Noting that the city instituted cuts and exhausted all its resources to bridge an $85-million budget deficit this year, he said that in 2009 “there will be no major elixir to save us.” The mayor blamed an inequitable state education funding formula that dramatically shortchanges the city’s school system each year. Mayor Amicone said that if there are no changes to the school funding formula, the city faces the prospect of laying off hundreds of city workers, including teachers, police officers and firefighters next year.

“The implications of the recent trouble in the financial sector when coupled with the persistent inequities inherent in the state education funding formula for Yonkers, have placed our city, our school district–all that we’ve accomplished and all that we hope to–in serious jeopardy,” he said. “So the state of our city, much like many others, is very much at a crossroads. The decisions we make in response to the challenges ahead will determine whether Yonkers continues its transformation into the great city I believe it is our destiny to become, or slips backward into the past.” He noted that currently before the city is a total of approximately $5 billion in development projects, including a $1.5-billion waterfront revitalization proposal that is nearing the final stages of the approval process.

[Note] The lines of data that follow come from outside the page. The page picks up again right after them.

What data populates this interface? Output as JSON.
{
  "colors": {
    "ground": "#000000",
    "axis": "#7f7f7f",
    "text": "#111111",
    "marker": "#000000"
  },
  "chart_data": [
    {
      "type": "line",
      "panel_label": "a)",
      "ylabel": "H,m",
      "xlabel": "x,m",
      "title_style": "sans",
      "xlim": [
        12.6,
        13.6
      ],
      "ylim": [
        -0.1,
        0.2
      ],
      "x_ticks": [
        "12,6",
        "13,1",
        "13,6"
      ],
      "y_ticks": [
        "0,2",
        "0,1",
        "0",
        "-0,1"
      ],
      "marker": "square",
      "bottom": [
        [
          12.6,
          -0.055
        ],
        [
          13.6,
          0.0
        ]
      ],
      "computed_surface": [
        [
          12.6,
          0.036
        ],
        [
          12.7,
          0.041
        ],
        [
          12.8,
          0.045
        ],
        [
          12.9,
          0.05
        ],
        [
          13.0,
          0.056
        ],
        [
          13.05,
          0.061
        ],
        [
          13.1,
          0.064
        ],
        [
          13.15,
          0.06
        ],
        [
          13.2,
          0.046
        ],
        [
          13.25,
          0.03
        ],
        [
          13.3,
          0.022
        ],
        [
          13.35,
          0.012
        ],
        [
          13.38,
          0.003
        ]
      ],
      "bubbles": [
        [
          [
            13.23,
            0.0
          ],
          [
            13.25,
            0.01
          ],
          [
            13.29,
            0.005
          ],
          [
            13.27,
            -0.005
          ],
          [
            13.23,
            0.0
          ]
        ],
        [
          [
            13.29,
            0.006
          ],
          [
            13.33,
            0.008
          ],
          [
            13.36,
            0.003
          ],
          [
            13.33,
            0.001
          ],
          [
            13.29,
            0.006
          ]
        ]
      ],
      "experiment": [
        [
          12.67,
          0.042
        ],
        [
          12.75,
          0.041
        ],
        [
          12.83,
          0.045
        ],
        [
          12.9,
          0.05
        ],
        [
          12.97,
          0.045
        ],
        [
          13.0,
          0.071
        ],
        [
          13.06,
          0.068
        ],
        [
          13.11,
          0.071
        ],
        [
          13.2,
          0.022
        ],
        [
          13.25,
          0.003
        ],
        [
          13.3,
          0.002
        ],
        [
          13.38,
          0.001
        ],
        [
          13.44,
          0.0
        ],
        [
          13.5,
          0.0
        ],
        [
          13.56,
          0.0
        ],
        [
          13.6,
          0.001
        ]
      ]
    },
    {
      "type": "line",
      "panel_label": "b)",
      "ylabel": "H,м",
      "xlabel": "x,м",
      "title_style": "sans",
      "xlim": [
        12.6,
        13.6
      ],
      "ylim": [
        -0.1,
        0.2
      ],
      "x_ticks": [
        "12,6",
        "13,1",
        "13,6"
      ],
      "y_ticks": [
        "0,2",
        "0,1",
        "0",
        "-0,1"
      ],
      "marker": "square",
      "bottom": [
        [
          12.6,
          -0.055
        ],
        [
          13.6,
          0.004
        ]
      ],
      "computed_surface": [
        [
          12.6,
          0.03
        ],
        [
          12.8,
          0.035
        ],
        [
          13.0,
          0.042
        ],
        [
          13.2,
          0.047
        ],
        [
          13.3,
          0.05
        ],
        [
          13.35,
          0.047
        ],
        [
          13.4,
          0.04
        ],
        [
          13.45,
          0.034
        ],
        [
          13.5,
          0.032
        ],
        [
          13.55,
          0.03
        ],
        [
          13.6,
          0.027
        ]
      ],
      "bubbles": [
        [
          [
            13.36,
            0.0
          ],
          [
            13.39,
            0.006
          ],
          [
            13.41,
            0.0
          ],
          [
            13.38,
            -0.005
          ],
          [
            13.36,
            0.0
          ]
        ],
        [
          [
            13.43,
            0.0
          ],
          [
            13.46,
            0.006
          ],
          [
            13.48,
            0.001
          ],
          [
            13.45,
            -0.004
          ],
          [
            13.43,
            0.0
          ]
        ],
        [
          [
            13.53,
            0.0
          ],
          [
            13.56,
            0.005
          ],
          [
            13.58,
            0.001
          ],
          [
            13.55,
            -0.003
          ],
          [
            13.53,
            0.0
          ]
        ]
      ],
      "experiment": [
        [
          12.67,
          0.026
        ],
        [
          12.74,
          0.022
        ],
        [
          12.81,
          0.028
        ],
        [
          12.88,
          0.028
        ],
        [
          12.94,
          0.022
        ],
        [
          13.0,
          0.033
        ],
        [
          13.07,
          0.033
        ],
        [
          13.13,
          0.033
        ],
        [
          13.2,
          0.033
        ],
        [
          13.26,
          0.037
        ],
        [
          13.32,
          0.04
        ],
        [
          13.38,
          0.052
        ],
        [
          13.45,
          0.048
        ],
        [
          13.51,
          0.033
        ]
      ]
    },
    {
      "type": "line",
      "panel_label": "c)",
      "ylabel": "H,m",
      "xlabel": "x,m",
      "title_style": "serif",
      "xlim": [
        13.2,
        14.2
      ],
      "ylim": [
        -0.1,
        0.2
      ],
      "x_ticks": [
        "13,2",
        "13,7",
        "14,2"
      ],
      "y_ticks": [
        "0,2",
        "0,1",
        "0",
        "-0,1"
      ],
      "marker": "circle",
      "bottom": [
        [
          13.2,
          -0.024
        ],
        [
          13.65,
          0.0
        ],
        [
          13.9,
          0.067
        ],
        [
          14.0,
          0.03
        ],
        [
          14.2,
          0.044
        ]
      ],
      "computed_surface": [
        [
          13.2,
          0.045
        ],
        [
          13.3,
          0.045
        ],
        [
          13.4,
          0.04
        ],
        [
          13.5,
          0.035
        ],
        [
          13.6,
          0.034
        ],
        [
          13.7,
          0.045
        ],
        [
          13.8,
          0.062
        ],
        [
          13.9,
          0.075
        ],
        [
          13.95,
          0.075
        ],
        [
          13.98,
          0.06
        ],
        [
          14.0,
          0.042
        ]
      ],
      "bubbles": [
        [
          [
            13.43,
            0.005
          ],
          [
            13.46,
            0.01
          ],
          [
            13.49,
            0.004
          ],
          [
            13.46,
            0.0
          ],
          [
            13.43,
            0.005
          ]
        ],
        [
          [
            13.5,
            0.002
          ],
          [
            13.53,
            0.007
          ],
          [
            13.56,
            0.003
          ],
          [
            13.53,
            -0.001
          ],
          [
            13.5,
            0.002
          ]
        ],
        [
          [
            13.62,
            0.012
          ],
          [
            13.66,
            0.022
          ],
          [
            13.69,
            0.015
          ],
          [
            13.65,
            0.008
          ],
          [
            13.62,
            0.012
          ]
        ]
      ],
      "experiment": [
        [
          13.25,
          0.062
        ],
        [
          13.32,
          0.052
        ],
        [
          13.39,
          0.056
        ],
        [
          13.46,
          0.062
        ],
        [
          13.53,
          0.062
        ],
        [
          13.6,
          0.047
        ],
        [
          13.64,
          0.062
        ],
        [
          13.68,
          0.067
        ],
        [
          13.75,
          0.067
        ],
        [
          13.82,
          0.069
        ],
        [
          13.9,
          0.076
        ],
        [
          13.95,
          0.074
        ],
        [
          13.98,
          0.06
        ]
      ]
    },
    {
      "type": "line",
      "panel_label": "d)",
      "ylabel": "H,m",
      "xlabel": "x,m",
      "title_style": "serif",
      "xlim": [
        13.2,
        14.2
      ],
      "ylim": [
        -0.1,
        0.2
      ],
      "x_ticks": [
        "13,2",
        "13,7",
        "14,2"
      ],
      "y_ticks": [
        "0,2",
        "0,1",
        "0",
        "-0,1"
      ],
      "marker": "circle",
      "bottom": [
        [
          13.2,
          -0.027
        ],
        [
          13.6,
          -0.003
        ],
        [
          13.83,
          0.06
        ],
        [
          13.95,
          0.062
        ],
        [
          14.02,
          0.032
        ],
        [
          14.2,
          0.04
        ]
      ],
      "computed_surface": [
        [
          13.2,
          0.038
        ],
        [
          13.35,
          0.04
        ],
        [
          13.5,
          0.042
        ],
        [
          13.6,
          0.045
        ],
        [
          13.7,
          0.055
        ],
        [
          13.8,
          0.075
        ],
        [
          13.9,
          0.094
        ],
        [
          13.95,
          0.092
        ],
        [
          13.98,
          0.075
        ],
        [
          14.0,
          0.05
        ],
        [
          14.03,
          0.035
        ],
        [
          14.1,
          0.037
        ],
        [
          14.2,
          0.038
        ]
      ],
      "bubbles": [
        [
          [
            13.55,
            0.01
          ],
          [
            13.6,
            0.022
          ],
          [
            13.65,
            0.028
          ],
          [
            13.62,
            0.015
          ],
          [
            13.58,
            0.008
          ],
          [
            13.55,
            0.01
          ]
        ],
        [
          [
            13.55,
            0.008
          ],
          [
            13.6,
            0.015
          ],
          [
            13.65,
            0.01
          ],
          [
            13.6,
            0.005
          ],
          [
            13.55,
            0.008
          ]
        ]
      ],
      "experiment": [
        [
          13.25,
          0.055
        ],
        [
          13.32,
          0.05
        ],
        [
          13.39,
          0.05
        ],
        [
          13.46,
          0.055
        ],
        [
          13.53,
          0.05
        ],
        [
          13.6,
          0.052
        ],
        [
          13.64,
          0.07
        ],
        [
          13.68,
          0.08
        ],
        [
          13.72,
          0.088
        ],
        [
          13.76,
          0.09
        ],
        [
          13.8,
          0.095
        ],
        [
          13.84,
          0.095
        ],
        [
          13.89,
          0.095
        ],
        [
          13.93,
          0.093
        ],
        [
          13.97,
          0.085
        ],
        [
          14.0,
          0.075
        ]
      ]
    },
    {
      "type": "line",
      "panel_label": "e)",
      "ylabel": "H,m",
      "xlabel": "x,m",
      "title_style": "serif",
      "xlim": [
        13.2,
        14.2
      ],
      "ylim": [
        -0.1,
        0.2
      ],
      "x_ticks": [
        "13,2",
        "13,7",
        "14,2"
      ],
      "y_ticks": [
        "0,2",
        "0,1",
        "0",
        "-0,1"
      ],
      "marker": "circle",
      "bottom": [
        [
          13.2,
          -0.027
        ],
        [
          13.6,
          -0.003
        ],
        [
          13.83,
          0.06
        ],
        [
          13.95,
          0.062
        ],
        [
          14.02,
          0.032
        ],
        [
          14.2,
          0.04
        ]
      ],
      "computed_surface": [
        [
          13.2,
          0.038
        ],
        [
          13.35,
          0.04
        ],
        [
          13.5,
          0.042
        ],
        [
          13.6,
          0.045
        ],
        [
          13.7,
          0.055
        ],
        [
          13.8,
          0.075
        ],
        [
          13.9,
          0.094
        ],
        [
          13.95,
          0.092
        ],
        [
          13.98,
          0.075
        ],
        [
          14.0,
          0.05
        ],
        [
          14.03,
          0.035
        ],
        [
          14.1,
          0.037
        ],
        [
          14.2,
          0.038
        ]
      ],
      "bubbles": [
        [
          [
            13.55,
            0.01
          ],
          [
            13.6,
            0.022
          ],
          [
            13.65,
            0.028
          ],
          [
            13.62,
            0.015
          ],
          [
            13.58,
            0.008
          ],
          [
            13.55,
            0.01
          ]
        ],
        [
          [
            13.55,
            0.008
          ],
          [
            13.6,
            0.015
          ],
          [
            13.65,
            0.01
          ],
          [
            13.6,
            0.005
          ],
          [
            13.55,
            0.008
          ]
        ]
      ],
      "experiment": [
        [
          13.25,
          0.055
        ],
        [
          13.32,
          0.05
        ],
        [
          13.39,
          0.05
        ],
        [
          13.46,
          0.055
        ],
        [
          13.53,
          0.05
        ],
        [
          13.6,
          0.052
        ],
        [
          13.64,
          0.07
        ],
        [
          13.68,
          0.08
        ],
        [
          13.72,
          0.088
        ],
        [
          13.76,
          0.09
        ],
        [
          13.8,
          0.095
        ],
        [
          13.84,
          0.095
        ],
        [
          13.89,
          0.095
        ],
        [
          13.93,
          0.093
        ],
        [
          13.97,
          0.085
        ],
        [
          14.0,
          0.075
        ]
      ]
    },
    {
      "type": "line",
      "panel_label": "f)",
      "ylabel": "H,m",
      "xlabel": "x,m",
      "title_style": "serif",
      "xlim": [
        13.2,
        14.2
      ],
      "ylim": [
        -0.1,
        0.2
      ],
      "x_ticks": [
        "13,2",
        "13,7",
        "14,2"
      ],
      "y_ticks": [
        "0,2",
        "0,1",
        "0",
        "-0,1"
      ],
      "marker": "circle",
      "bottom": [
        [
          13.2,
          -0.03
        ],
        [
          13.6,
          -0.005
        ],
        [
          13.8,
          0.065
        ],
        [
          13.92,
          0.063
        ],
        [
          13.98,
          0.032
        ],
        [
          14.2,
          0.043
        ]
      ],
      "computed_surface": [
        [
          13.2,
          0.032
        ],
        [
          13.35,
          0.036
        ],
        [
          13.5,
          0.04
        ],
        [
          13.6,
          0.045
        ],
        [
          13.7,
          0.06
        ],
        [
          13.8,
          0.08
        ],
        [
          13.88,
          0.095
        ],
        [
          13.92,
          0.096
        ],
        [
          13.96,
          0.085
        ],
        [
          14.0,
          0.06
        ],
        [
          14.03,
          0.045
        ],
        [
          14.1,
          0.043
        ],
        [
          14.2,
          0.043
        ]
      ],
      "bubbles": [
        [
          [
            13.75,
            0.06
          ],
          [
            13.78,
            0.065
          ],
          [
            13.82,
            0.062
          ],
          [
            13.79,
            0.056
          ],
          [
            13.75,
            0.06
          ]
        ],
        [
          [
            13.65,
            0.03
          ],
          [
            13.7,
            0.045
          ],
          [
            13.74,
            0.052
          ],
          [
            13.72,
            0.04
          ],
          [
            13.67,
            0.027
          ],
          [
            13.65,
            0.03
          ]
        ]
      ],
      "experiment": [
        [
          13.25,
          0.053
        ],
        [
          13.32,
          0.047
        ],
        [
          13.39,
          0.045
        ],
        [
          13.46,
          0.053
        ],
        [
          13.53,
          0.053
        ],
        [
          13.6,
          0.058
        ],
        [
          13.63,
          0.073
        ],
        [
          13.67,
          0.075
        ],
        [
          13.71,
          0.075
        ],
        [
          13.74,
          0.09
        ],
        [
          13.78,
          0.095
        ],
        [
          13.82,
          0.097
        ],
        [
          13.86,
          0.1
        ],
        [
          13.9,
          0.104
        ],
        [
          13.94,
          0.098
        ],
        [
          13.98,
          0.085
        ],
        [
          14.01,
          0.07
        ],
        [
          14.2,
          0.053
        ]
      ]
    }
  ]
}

The mayor noting the economic downturn that has taken hold nationally and in the region urged the City Council “to move forward as quickly as possible in approving these critical projects.” In reaction to a 24% increase in Westchester County taxes imposed on Yonkers residents this year, Mayor Amicone said he will submit a resolution to the City Council calling for a countywide reassessment of properties.

“It’s time that we do something about this problem on a countywide level and, as Westchester’s largest city, we in Yonkers must take the lead,” he said. He later added, “Countywide revaluation is the fair thing to do, it’s the right thing to do, and it’s time we got it done.”